The most conservative faction of House Republicans is giving House Speaker Paul Ryan high marks, three weeks after the group helped to oust his predecessor, John Boehner.

“I think it’s a new day and I’m extremely encouraged,” Rep. Cynthia Lummis, R-Wyo., said Tuesday at a monthly conservative gathering sponsored by the Daily Signal.

Ryan won the speaker’s gavel last month after Boehner, R-Ohio, announced his retirement. Boehner’s tenure was rattled by conservatives who complained of his top-down style of management and his tendency to punish conservatives for bucking the leadership on key legislation.

Conservatives said Ryan is changing the House management style to end the top-down style of governing and allow more input from rank-and-file members.

“Based on what I have seen from the way Paul Ryan is leading Congress, the reforms I so hoped to see while I was here are finally going to be enacted,” Lummis said. “I see a great new day. The glass is not only half full, it is being filled to the brim.”

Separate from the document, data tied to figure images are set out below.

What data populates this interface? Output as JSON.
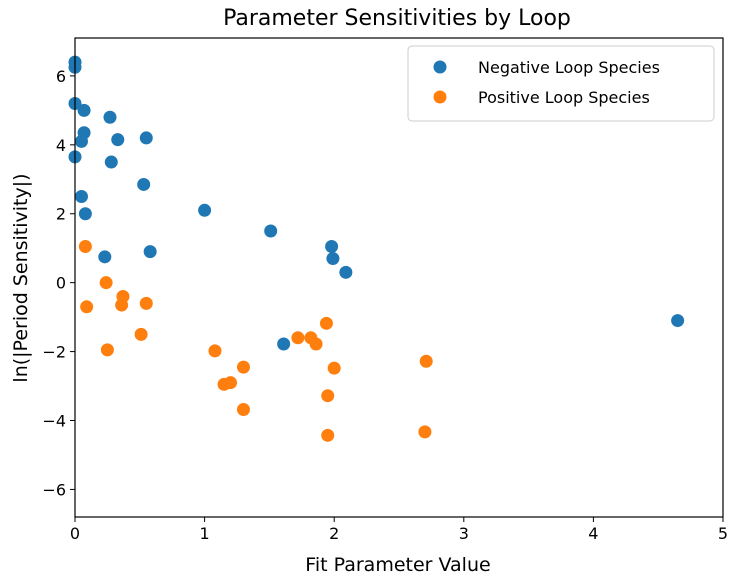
{
  "chart_data": {
    "type": "scatter",
    "title": "Parameter Sensitivities by Loop",
    "xlabel": "Fit Parameter Value",
    "ylabel": "ln(|Period Sensitivity|)",
    "xlim": [
      0,
      5
    ],
    "ylim": [
      -6.8,
      7.1
    ],
    "xticks": [
      0,
      1,
      2,
      3,
      4,
      5
    ],
    "yticks": [
      -6,
      -4,
      -2,
      0,
      2,
      4,
      6
    ],
    "xtick_labels": [
      "0",
      "1",
      "2",
      "3",
      "4",
      "5"
    ],
    "ytick_labels": [
      "−6",
      "−4",
      "−2",
      "0",
      "2",
      "4",
      "6"
    ],
    "grid": false,
    "legend_position": "top-right",
    "series": [
      {
        "name": "Negative Loop Species",
        "color": "#1f77b4",
        "points": [
          [
            0.0,
            6.4
          ],
          [
            0.0,
            6.25
          ],
          [
            0.0,
            5.2
          ],
          [
            0.07,
            5.0
          ],
          [
            0.0,
            3.65
          ],
          [
            0.07,
            4.35
          ],
          [
            0.05,
            4.1
          ],
          [
            0.27,
            4.8
          ],
          [
            0.33,
            4.15
          ],
          [
            0.55,
            4.2
          ],
          [
            0.28,
            3.5
          ],
          [
            0.53,
            2.85
          ],
          [
            0.05,
            2.5
          ],
          [
            0.08,
            2.0
          ],
          [
            1.0,
            2.1
          ],
          [
            0.23,
            0.75
          ],
          [
            0.58,
            0.9
          ],
          [
            1.51,
            1.5
          ],
          [
            1.98,
            1.05
          ],
          [
            1.99,
            0.7
          ],
          [
            2.09,
            0.3
          ],
          [
            1.61,
            -1.78
          ],
          [
            4.65,
            -1.1
          ]
        ]
      },
      {
        "name": "Positive Loop Species",
        "color": "#ff7f0e",
        "points": [
          [
            0.08,
            1.05
          ],
          [
            0.09,
            -0.7
          ],
          [
            0.24,
            0.0
          ],
          [
            0.37,
            -0.4
          ],
          [
            0.36,
            -0.65
          ],
          [
            0.55,
            -0.6
          ],
          [
            0.51,
            -1.5
          ],
          [
            0.25,
            -1.95
          ],
          [
            1.08,
            -1.98
          ],
          [
            1.15,
            -2.95
          ],
          [
            1.2,
            -2.9
          ],
          [
            1.3,
            -2.45
          ],
          [
            1.3,
            -3.68
          ],
          [
            1.72,
            -1.6
          ],
          [
            1.82,
            -1.6
          ],
          [
            1.86,
            -1.78
          ],
          [
            1.94,
            -1.18
          ],
          [
            2.0,
            -2.48
          ],
          [
            1.95,
            -3.28
          ],
          [
            1.95,
            -4.43
          ],
          [
            2.71,
            -2.28
          ],
          [
            2.7,
            -4.33
          ]
        ]
      }
    ]
  }
}
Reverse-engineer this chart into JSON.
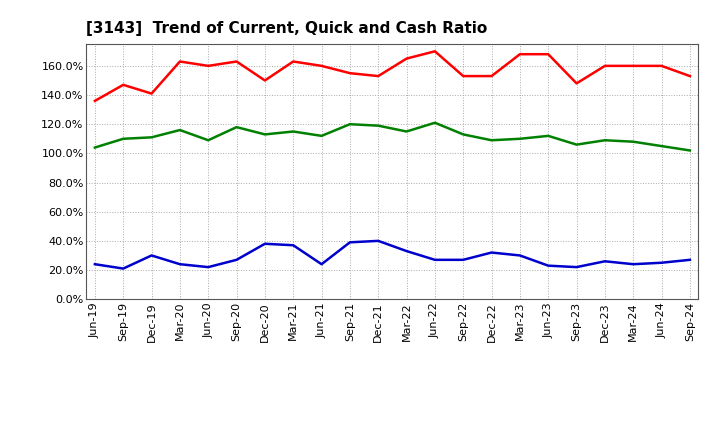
{
  "title": "[3143]  Trend of Current, Quick and Cash Ratio",
  "labels": [
    "Jun-19",
    "Sep-19",
    "Dec-19",
    "Mar-20",
    "Jun-20",
    "Sep-20",
    "Dec-20",
    "Mar-21",
    "Jun-21",
    "Sep-21",
    "Dec-21",
    "Mar-22",
    "Jun-22",
    "Sep-22",
    "Dec-22",
    "Mar-23",
    "Jun-23",
    "Sep-23",
    "Dec-23",
    "Mar-24",
    "Jun-24",
    "Sep-24"
  ],
  "current_ratio": [
    136,
    147,
    141,
    163,
    160,
    163,
    150,
    163,
    160,
    155,
    153,
    165,
    170,
    153,
    153,
    168,
    168,
    148,
    160,
    160,
    160,
    153
  ],
  "quick_ratio": [
    104,
    110,
    111,
    116,
    109,
    118,
    113,
    115,
    112,
    120,
    119,
    115,
    121,
    113,
    109,
    110,
    112,
    106,
    109,
    108,
    105,
    102
  ],
  "cash_ratio": [
    24,
    21,
    30,
    24,
    22,
    27,
    38,
    37,
    24,
    39,
    40,
    33,
    27,
    27,
    32,
    30,
    23,
    22,
    26,
    24,
    25,
    27
  ],
  "current_color": "#FF0000",
  "quick_color": "#008000",
  "cash_color": "#0000CD",
  "background_color": "#FFFFFF",
  "plot_bg_color": "#FFFFFF",
  "grid_color": "#AAAAAA",
  "ylim": [
    0,
    175
  ],
  "yticks": [
    0,
    20,
    40,
    60,
    80,
    100,
    120,
    140,
    160
  ],
  "line_width": 1.8
}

Conservatives praised the transportation spending measure House lawmakers passed last week. Ryan allowed lawmakers to debate and vote on more than 100 amendments to that bill, instead of shutting down the process to members.

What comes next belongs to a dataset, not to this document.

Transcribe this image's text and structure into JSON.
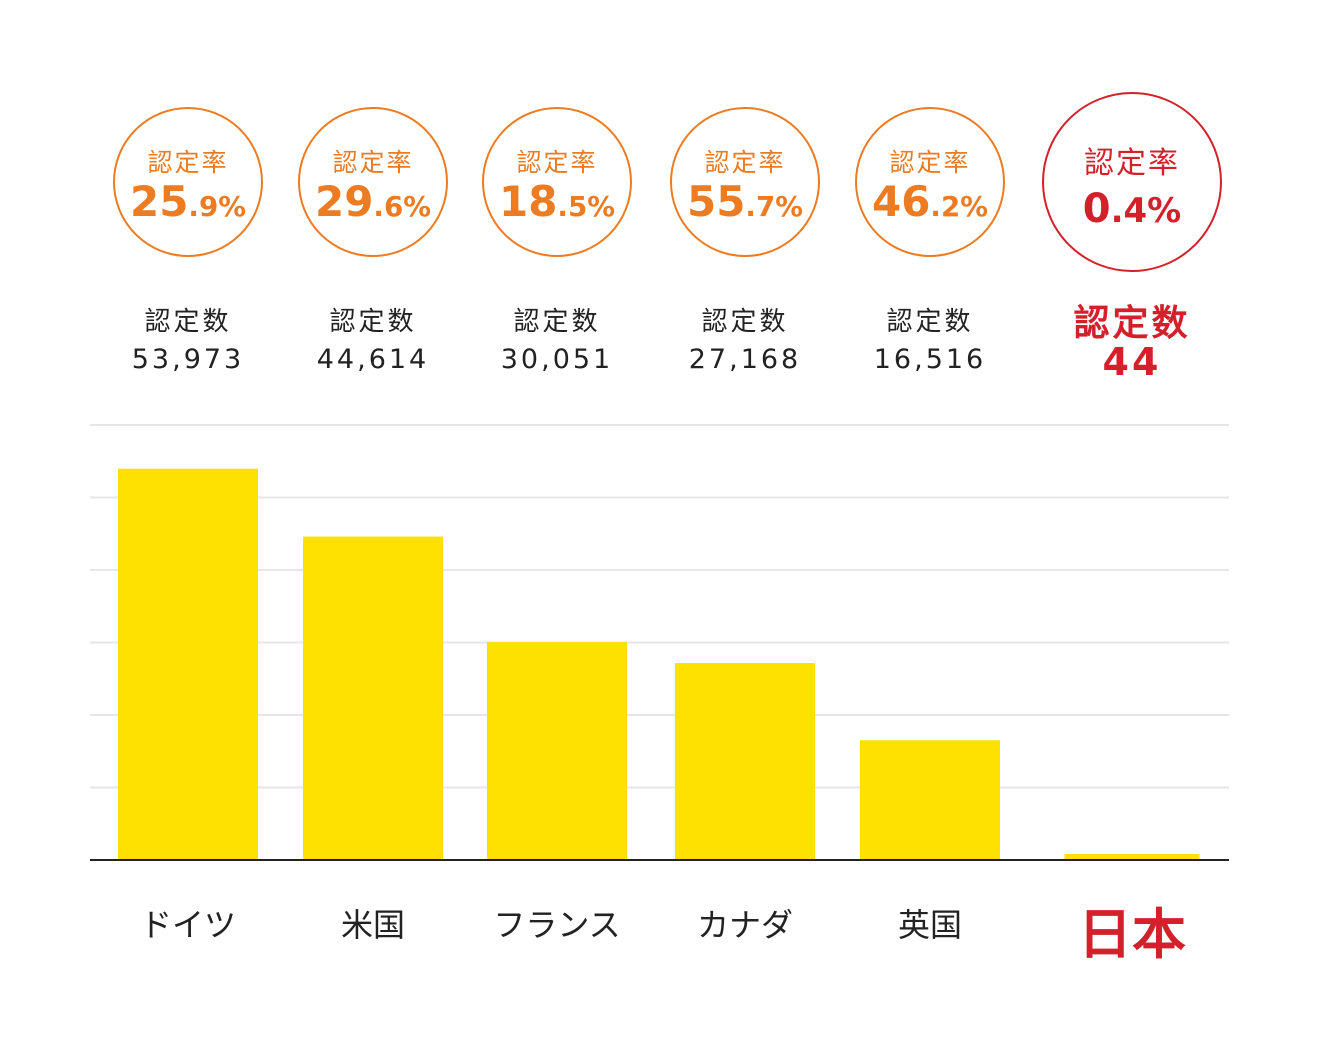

Ryan has also allowed lawmakers to revamp the GOP steering committee by removing committee chairs and adding rank and file members.

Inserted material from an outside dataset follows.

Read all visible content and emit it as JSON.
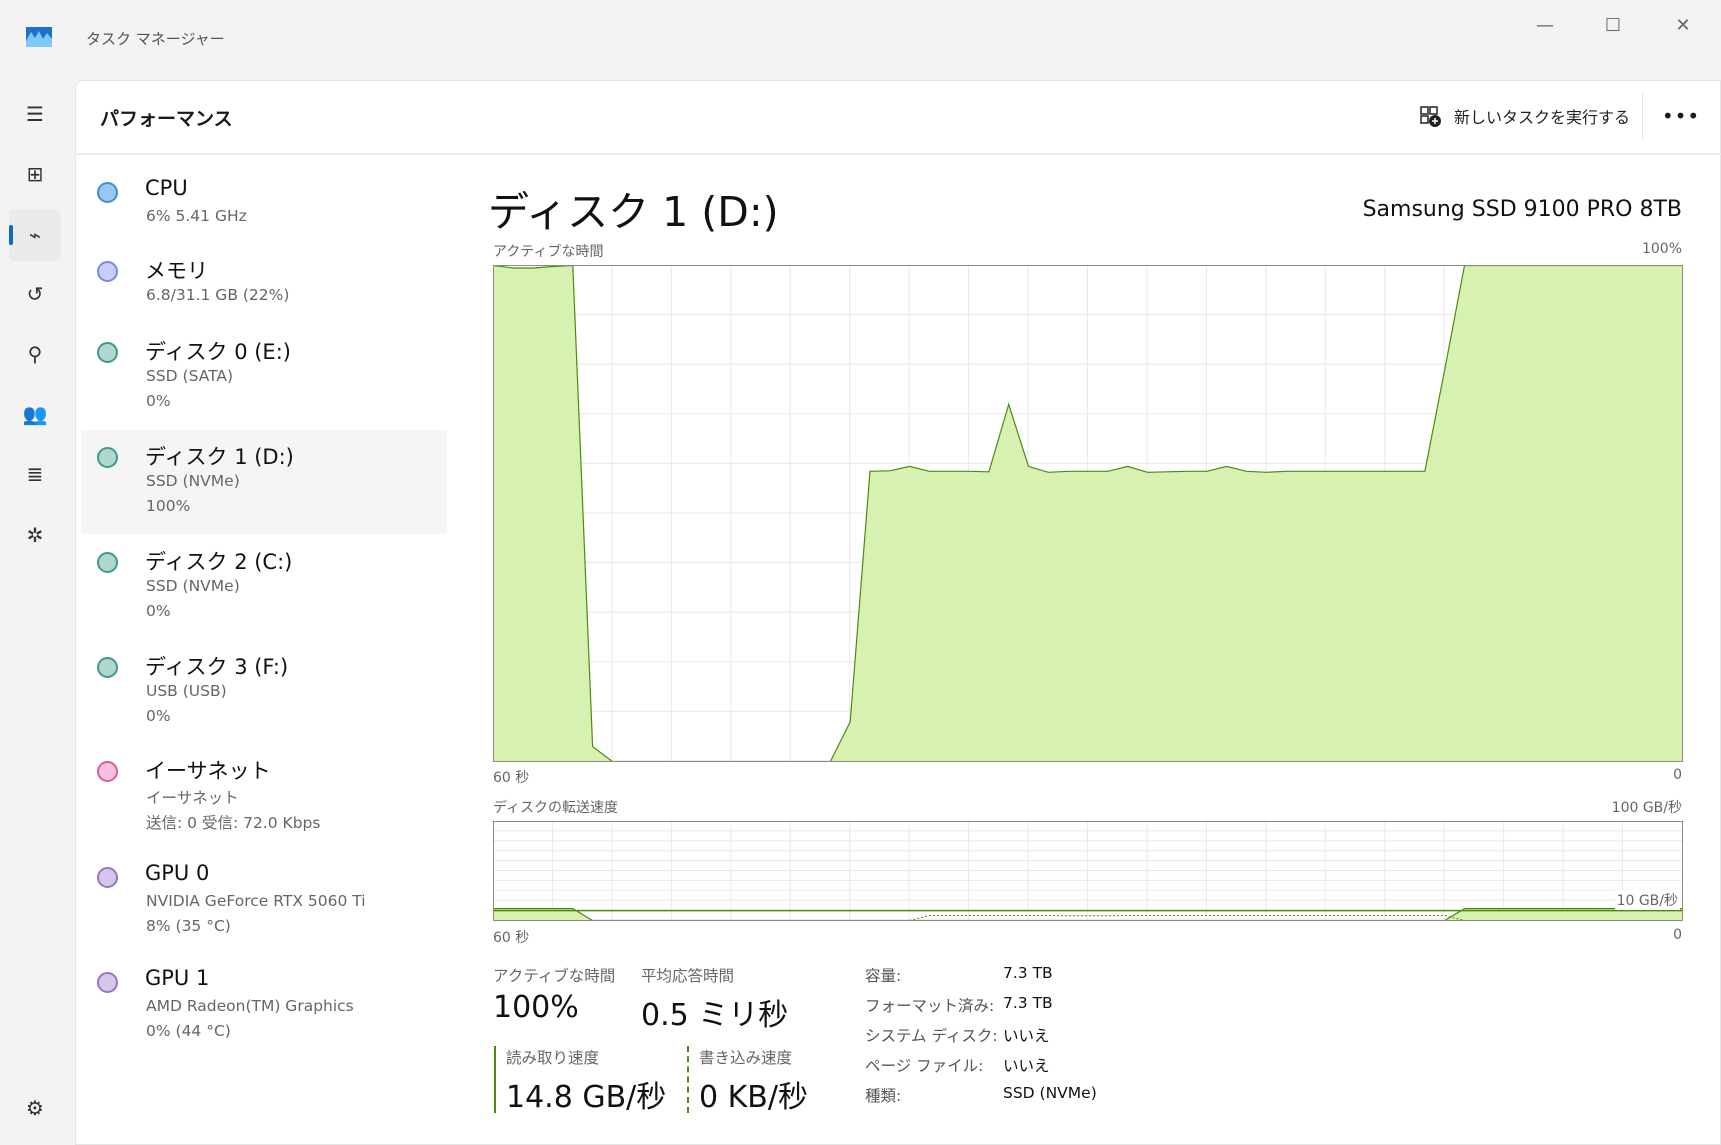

And on Tuesday, he began convening “listening sessions” for GOP lawmakers who are not members of the House Appropriations Committee but want a say in the upcoming spending legislation.

“I think he’s trying to turn a battleship and it’s going to take a long time,” said Rep. Thomas Massie, R-Ky. “I want to give him a lot of credit here, for saying the right things and trying to do the right things at this point.”

But Ryan faces big challenges in the weeks ahead. Lawmakers on Tuesday began clamoring for Ryan to insist that any spending measure that leaves Congress include language that would block President Obama from resettling 10,000 Syrian refugees in the United States.

Ryan convened a task force to come up with a standalone measure the House will consider this week, he announced Tuesday.

Congress must pass an omnibus spending measure by Dec. 11, but conservatives seemed happy with Ryan’s plan to pass a separate bill this week. “Waiting until Dec. 11 is a long time,” said Rep. Tim Huelskamp, R-Kan.

Rep. Randy Weber, R-Texas, one of nine Republicans who voted against Ryan when he ran for speaker in October, said “Americans are mad” that the GOP Congress has not blocked President Obama’s agenda. But he praised Ryan’s efforts to change the House rules so that conservatives have a greater voice in Congress.

“I’m very encouraged that Paul Ryan is going to be a good speaker,” he said.

Rep. Raul Labrador, R-Idaho, said he is “cautiously optimistic.” Ryan faces tests in the near future, Labrador said, including a House-Senate deal on an education bill that attempts to reform the unpopular “No Child Left Behind” program.

“Let’s see what product we get out,” Labrador said. “You do sense a new feeling in the conference, where people are more optimistic and hopeful. And I hope that continues.”